When you start your concrete saw at the beginning of each day, you take for granted it will respond immediately. But given that it spends its entire life surrounded by clouds of dust or pools of slurry, plus works at extreme operating temperatures with less than gentle handling, it's almost surprising that it does.
There are things you can do to combat the conditions concrete saws face and ensure they start promptly and run efficiently. It begins with regular maintenance.
"Simple regular maintenance will help to greatly increase the productive life of concrete saws, while maintaining their future value," says Troy Halverson, senior service representative, Wacker Corp. "With the cost of saws ranging from a few hundred dollars for hand-held [models] to thousands for floor saws, routine preventive maintenance costs pennies on average over the life of the equipment."
Most problems affecting concrete saws are related to three key areas: air filtration, belt/chain tension and starters. Focusing on these areas goes a long way toward extending saw life.
Keep air flowing
Maintenance of a concrete saw's air filtration system can't be overemphasized. Check the operator's manual to determine the proper maintenance intervals and procedures for your particular model.
Currently, there are a few different types of filters available. Traditional foam/oil filters need to be checked and cleaned routinely. Wash in soap and water, then soak them in oil.
Halverson recommends cleaning or changing foam pre-filters whenever you refuel. "Consider having several pre-filters in plastic bags on site and ready to go to reduce downtime," he says.
These machines will also have a paper element. Recommendations for cleaning these filters have changed in recent years. Historically, contractors were taught to clean them with compressed air. "But the combination of high-pressure air and abrasive concrete dust will eventually cause micro tears in the paper," says Joe Hickey, industrial products manager, STIHL, Inc. "Then, the dust will go right through and get into your engine."

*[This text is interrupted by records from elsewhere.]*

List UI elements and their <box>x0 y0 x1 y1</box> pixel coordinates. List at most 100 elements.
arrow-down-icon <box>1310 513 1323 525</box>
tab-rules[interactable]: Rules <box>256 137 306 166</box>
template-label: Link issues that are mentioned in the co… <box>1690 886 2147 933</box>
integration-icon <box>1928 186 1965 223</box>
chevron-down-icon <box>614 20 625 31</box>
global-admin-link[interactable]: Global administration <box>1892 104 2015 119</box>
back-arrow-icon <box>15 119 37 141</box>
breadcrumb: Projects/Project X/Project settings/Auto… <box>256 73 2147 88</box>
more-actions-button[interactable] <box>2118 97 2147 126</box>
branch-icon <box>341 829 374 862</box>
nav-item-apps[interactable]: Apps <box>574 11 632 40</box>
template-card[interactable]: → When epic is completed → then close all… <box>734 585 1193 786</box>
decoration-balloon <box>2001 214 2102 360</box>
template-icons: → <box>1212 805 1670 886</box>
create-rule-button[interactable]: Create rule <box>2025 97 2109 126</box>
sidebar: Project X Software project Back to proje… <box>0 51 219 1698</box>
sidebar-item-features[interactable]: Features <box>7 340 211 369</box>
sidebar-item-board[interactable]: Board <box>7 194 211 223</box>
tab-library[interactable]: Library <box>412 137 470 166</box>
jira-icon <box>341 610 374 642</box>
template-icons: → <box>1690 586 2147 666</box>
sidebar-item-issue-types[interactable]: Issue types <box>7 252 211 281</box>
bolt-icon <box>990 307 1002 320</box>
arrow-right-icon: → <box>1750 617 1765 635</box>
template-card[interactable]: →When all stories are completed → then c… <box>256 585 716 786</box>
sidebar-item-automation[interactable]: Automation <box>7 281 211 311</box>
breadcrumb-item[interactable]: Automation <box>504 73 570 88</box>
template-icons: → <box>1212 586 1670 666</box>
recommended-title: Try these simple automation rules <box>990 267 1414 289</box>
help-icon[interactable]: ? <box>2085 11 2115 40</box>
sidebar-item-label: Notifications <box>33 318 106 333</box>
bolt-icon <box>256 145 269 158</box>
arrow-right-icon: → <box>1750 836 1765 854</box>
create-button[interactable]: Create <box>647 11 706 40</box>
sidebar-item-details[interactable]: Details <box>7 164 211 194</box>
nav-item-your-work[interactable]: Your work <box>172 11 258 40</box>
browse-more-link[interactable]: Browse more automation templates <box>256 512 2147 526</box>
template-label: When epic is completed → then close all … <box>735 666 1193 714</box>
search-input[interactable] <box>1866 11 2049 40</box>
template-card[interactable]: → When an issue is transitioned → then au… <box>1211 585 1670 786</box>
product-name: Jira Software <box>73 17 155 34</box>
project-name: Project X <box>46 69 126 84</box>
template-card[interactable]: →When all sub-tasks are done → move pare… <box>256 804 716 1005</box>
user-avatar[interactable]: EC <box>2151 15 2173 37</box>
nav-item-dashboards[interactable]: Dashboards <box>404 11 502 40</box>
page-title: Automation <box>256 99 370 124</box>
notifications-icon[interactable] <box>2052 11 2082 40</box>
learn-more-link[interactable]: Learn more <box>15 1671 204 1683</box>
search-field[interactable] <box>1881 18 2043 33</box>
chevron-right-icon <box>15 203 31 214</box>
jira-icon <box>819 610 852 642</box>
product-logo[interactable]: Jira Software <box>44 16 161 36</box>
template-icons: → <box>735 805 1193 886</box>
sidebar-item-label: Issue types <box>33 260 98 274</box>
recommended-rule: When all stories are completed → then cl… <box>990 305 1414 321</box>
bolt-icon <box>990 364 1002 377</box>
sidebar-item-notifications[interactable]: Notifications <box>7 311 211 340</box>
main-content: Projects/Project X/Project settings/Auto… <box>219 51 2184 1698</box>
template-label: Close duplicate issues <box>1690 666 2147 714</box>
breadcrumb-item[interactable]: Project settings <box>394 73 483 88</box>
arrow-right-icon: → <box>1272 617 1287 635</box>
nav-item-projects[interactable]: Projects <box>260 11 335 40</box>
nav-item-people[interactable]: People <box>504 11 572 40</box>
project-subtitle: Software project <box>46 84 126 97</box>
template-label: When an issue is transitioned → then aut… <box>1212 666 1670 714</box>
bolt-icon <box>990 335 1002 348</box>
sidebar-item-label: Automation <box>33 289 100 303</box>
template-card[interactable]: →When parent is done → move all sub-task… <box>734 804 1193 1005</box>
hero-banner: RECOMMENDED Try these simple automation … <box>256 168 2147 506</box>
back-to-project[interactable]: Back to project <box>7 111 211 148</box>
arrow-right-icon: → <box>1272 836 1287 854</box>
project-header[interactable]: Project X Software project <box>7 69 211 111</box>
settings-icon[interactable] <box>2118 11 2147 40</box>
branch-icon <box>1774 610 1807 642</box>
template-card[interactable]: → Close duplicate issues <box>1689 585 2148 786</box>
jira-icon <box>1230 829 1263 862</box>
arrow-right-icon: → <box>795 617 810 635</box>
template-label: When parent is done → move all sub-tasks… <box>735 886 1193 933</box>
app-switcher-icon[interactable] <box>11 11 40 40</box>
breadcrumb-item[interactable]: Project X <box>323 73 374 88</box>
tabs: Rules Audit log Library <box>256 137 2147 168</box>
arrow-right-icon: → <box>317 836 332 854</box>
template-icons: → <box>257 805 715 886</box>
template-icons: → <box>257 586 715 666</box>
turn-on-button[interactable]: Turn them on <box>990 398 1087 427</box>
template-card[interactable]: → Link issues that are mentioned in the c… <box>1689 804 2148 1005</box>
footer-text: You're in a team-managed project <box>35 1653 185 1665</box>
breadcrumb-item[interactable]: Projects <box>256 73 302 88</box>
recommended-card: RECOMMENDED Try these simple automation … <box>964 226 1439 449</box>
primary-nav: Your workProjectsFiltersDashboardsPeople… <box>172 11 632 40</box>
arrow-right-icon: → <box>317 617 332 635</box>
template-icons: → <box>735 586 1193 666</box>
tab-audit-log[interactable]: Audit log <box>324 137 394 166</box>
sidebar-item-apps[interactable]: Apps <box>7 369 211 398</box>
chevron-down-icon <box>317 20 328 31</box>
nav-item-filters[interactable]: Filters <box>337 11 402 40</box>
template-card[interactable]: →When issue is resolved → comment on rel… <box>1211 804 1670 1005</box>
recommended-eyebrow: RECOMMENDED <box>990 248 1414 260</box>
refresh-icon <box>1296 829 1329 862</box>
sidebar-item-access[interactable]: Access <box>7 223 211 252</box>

It is now recommended that you visually inspect the main paper element for any damage and replace it if any is found. "Otherwise, this filter should not require frequent cleaning or changing," says Halverson. "If it does need service, gently tap it out on a flat surface. Never wash it. And when in doubt, toss it out and replace it."
Manufacturers are introducing new filtration systems in an effort to curtail damage done by concrete dust and slurry. Husqvarna's air cleaning system cleans the air via cyclonic force that removes any large particles. "You remove a lot of the dirt and debris before you take it into the air box," says Mike Ward, product manager, power cutters, Husqvarna. "Then it's filtered again through a three-stage filter."
STIHL offers a relatively new type of air filtration system, X2, that includes a manifold pre-filtration system, a paper element and a cotton flock filter. The company recommends that you don't clean these filters; in fact, don't even open the cover to examine them. "Filters actually clean a little better when they have some filter dust on them," Hickey explains. "At some point, it will get so clogged that no air will get into the engine. The machine won't rev up, or it may bog down and you will notice a drop in power. Then, change the filters."
To further reduce dust exposure to both the operator and machine, there are a number of attachments available that connect directly to the saw to collect dust at the source, notes Becky Gallert, demolition product manager, Wacker.
Manufacturers are also encouraging a move to wet cutting. In fact, some states are beginning to mandate the use of water because of the dangers of silicosis.